Video games spice up elderly lives
(China Daily)
Updated: 2006-10-02 06:20

A 93-year-old resident at an old-age home plays tennis against the wall of his bedroom, using a touch-sensitive glove and wearing a virtual helmet.

For Mihai Nadin, a pioneer in the field of computer graphics and a professor at the University of Texas at Dallas, this vision could become part of an electronic reality available to seniors in coming years helping them maintain cognitive, anticipatory and physical skills.

The 68-year-old engineer and philosopher heads a US$13-million long-term research project at the University of Texas aimed at designing games and other therapeutic behavioral environments for the aging baby-boomer generation.

"This is not a marketing opportunity but a social responsibility," said Nadin during a presentation at the Games for Health Conference in Baltimore.

"Games will entice the aging to remain fit and mentally active, to connect with others."

His research project is called Seneludens, a title derived from two words: senescence, from the Latin word "old age" and ludens, as in playful human.

It is focused on designing games and other therapeutic behavioural environments with the specific aim of maintaining anticipatory characteristics during the aging process.
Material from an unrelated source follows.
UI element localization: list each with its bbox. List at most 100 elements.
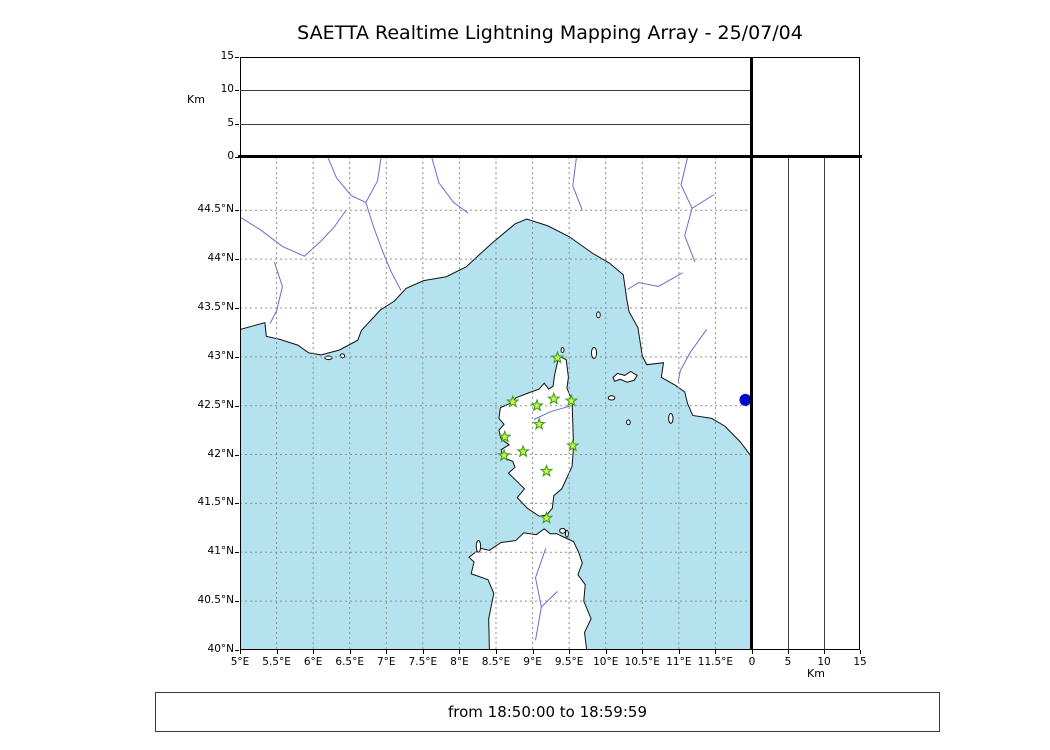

For two years, Seneludens has been collecting data based on sensory activity, including eye movement, respiratory and cardiac rhythm as well as body activity and even saliva secretions in hopes of using the information to create a new category of games and play-conducive environments for the aging.
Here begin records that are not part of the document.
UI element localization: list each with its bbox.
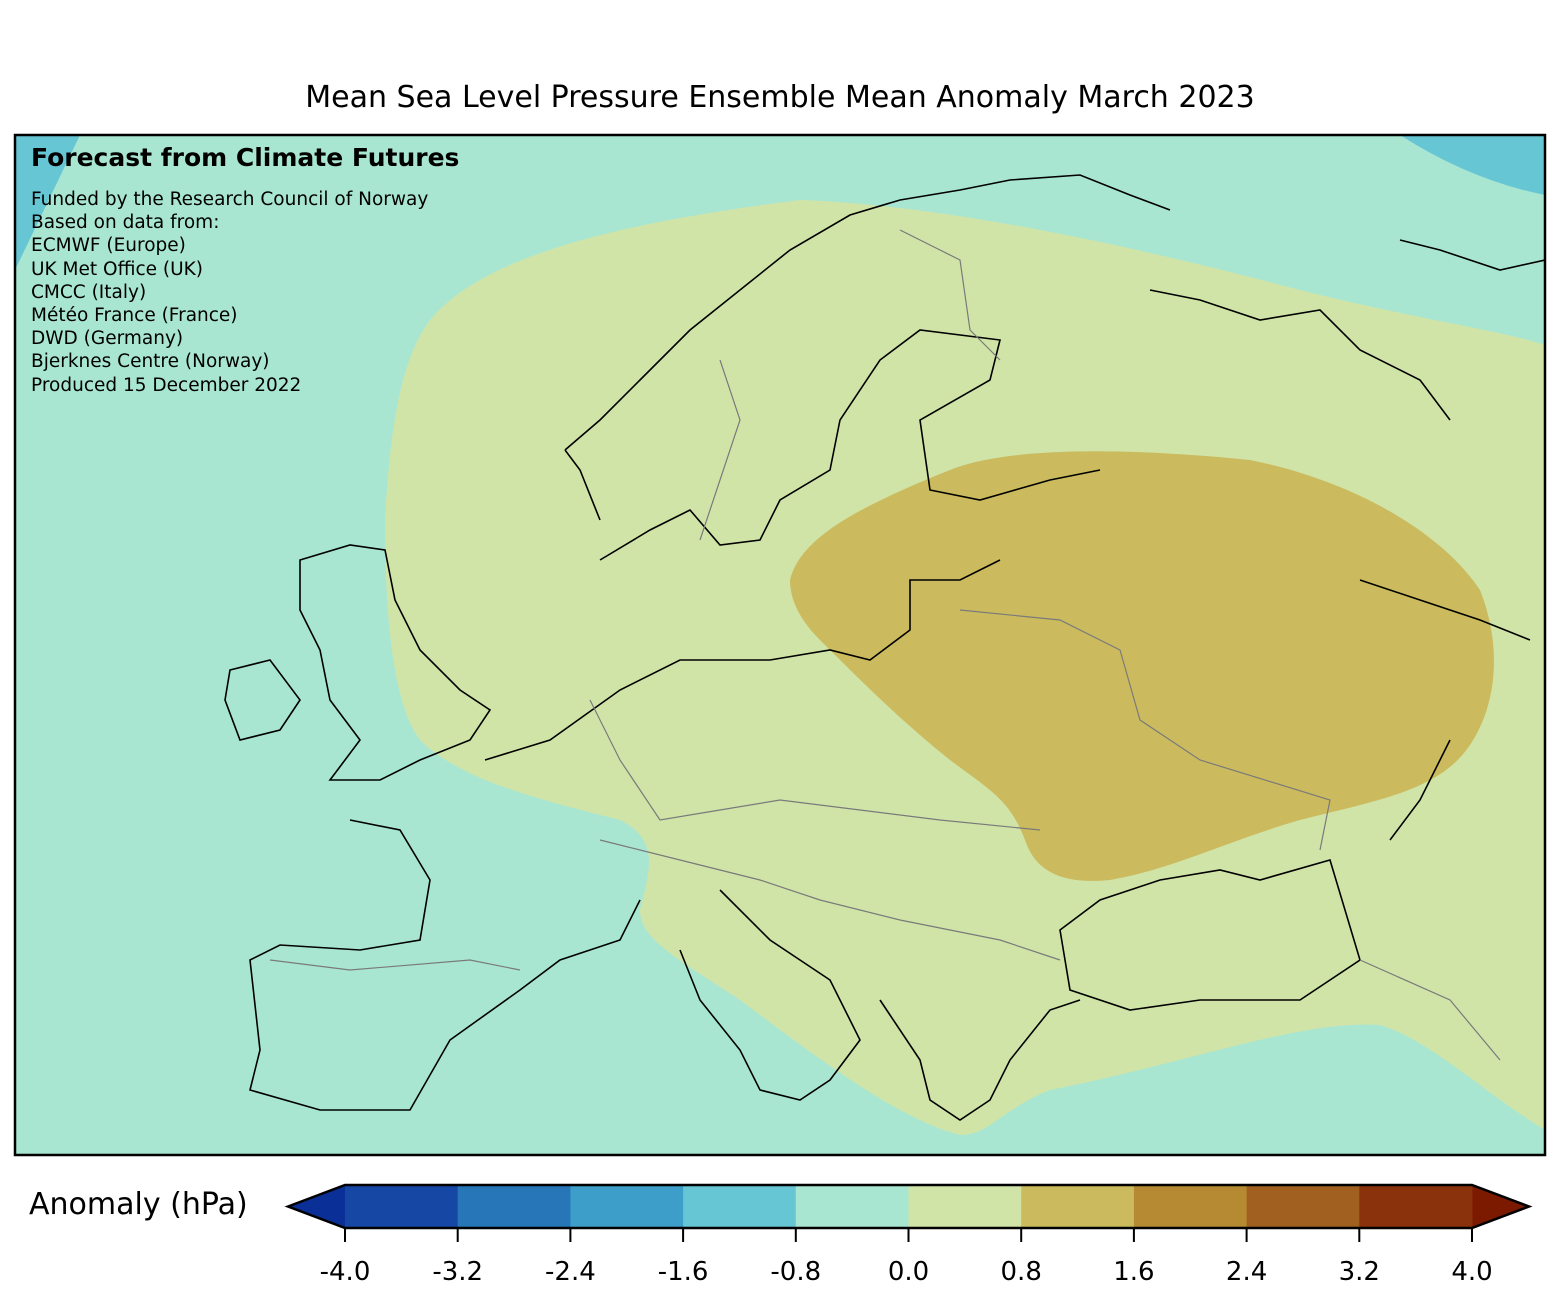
credits-line: Météo France (France) — [31, 305, 238, 327]
colorbar-tick-label: -3.2 — [432, 1257, 484, 1287]
chart-title: Mean Sea Level Pressure Ensemble Mean An… — [305, 80, 1255, 115]
colorbar-segment — [908, 1185, 1022, 1228]
colorbar-tick-label: -0.8 — [770, 1257, 822, 1287]
map-frame — [13, 133, 1547, 1157]
colorbar-segment — [683, 1185, 797, 1228]
credits-line: Produced 15 December 2022 — [31, 374, 302, 396]
colorbar-tick-label: -4.0 — [319, 1257, 371, 1287]
colorbar-segment — [570, 1185, 684, 1228]
anomaly-region-northeast — [1400, 135, 1545, 195]
coastlines — [224, 174, 1545, 1121]
credits-line: UK Met Office (UK) — [31, 258, 204, 280]
colorbar-tick-label: 3.2 — [1338, 1257, 1380, 1287]
colorbar-tick-label: 2.4 — [1225, 1257, 1268, 1287]
credits-line: DWD (Germany) — [31, 328, 184, 350]
country-borders — [269, 229, 1501, 1061]
colorbar-tick-label: 1.6 — [1113, 1257, 1155, 1287]
colorbar-extend-under — [288, 1185, 345, 1228]
anomaly-region-east-high — [790, 451, 1494, 881]
credits-line: Funded by the Research Council of Norway — [31, 189, 429, 210]
colorbar-segment — [1133, 1185, 1248, 1228]
colorbar-tick-label: 0.8 — [1000, 1257, 1042, 1287]
colorbar-segment — [1359, 1185, 1473, 1228]
colorbar-label: Anomaly (hPa) — [29, 1187, 248, 1222]
colorbar-segment — [795, 1185, 909, 1228]
colorbar-tick-label: 4.0 — [1451, 1257, 1493, 1287]
credits-line: CMCC (Italy) — [31, 281, 147, 303]
colorbar-segment — [345, 1185, 459, 1228]
colorbar-extend-over — [1472, 1185, 1529, 1228]
colorbar-segment — [1246, 1185, 1360, 1228]
colorbar-tick-label: -2.4 — [545, 1257, 596, 1287]
colorbar-tick-label: 0.0 — [887, 1257, 930, 1287]
colorbar — [284, 1183, 1533, 1242]
credits-line: Based on data from: — [31, 212, 220, 234]
anomaly-region-northwest — [15, 135, 80, 270]
colorbar-segment — [1021, 1185, 1135, 1228]
colorbar-segment — [457, 1185, 571, 1228]
credits-block: Forecast from Climate Futures Funded by … — [31, 143, 459, 397]
credits-heading: Forecast from Climate Futures — [31, 143, 460, 172]
credits-line: ECMWF (Europe) — [31, 235, 186, 257]
credits-line: Bjerknes Centre (Norway) — [31, 351, 270, 373]
colorbar-tick-label: -1.6 — [657, 1257, 709, 1287]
Nadin, for example, dreams of one day offering the elderly afternoons of virtual golf, swimming and boxing.

His dreams are not far-fetched as the market for such games has already been tested with several innovators successfully launching their products.

In Japan, for instance, where 20 per cent of the population is over the age of 65, a figure the US is expected to reach in 2020, the virtual game "Brain Age" has been a hit.

The Nintendo game, which focuses on puzzle-like objectives such as memorization, problem-solving and reflexes, was created two years ago and has become widely popular, with four million copies sold worldwide.

Its successor "Brain Age Academy" has also taken off with three million copies sold, as have several other similar games.

Some 120 hospitals in Japan also use video games in physical therapy.

Researchers in the United States, meanwhile, are developing games that use intellectual stimulation to help patients suffering from Alzheimer's disease.

Noah Falstein, who co-designed the Indiana Jones games, has become involved in that sector joining with a French firm in developing games designed to exercise the brain.

"It's a huge market, there is room for all of us," Falstein said.